Question

why if we have pure virtual assignment operator in a base class, then we implement that operator on the derived class, it give linker error on the base class?

currently I only have the following explanation on http://support.microsoft.com/kb/130486 , it said that the behavior is by design since normal inheritance rules does not apply.

it is not clear for me, why is it generate linker error by design? can someone give me more clear explanation about this?

edit: added my simplified code of which the error occured:

class __declspec(dllexport) BaseClass {
public:
    int memberA;
    virtual BaseClass& operator=(const BaseClass& rhs) = 0;
};

class __declspec(dllexport) DerivedClass : public BaseClass {
public:
    int memberB;
    DerivedClass():memberB(0) {}
    virtual BaseClass& operator=(const BaseClass& rhs) {
        this->memberA = rhs.memberA;
        this->memberB = 1;
        return *this;
    }
};

int main(void)
{
    DerivedClass d1;
    DerivedClass d2;

    BaseClass* bd1 = &d1;
    BaseClass* bd2 = &d2;

    *bd1 = *bd2;
}

the code will compile with no errors without __declspec(dllexport) and/or without pure virtual operator= declaration on base class.

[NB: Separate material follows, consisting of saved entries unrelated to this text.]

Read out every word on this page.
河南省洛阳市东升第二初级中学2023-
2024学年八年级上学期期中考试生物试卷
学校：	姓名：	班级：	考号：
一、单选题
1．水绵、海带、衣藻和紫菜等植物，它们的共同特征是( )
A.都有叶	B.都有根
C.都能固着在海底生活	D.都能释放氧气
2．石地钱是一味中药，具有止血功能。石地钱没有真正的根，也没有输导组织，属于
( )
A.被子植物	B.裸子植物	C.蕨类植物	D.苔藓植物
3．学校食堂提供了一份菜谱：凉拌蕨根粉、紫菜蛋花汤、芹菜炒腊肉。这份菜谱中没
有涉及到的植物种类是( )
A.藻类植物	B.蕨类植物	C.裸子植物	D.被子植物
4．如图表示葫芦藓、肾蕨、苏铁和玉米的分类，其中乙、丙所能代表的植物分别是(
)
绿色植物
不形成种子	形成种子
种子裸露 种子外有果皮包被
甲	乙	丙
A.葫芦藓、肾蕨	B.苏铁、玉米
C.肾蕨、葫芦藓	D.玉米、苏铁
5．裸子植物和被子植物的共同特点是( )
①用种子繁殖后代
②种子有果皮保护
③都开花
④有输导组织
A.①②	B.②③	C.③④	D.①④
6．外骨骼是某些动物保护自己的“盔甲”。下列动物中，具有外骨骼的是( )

without __declspec(dllexport) after assignment of *bd1 = *bd2;, d1::memberB is 1, but with __declspec(dllexport) d1::memberB is left unchanged

with __declspec(dllexport), and without pure virtual declaration, after assignment of *bd1 = *bd2;, d1::memberB is left unchanged

Was it helpful?

Solution

From section 12.8 of the standard:

13 The implicitly-defined copy assignment operator for class X performs memberwise assignment of its subobjects. The direct base classes of X are assigned first, in the order of their declaration in the base-specifier-list, and then the immediate non-static data members of X are assigned, in the order in which they were declared in the class definition. Each subobject is assigned in the manner appropriate to its type:

— if the subobject is of class type, the copy assignment operator for the class is used (as if by explicit qualification; that is, ignoring any possible virtual overriding functions in more derived classes);

The subclass is using the implicitly-defined copy assignment operator, and there is no definition of the base class's copy assignment operator, but it is declared, so you get a link error instead of a compilation error.

OTHER TIPS

operator= is not inherited. Your code is meaningless in C++, so compilers are free to issue any error they want for it.

From the KB article you pointed to: http://support.microsoft.com/kb/130486

Since operator= is not inherited, any declaration of operator= in the base class is unused and unnecessary. Do not declare the operator= in the base class.

It's probably just a side-effect of how they compile, and they are just letting you know that they don't consider it a bug, so there is no need to fix it. "By design" doesn't necessarily mean that they specifically decided that this linker error is the right error message to give for this situation -- the code is wrong, you get an error, so from their point of view -- they're done.

In the example code:

class A
{
public :
   // To workaround LNK2001, comment the following line.
   virtual const A& operator=( const A& f ) = 0;
};

class B : public A
{
public :
   const A& operator=( const A& g ) {return g;}
};

B aB1, aB2;

int /*void*/ main( void )
{
   aB2 = aB1;
}

the line aB2 = aB1 does not call const A& B::operator=(const A&), but instead calls the automatically supplied B& operator=(const B&); which in turn uses the assignment operator for assigning the base portion of the class. But when it comes to linking, it turns out that that was never implemented.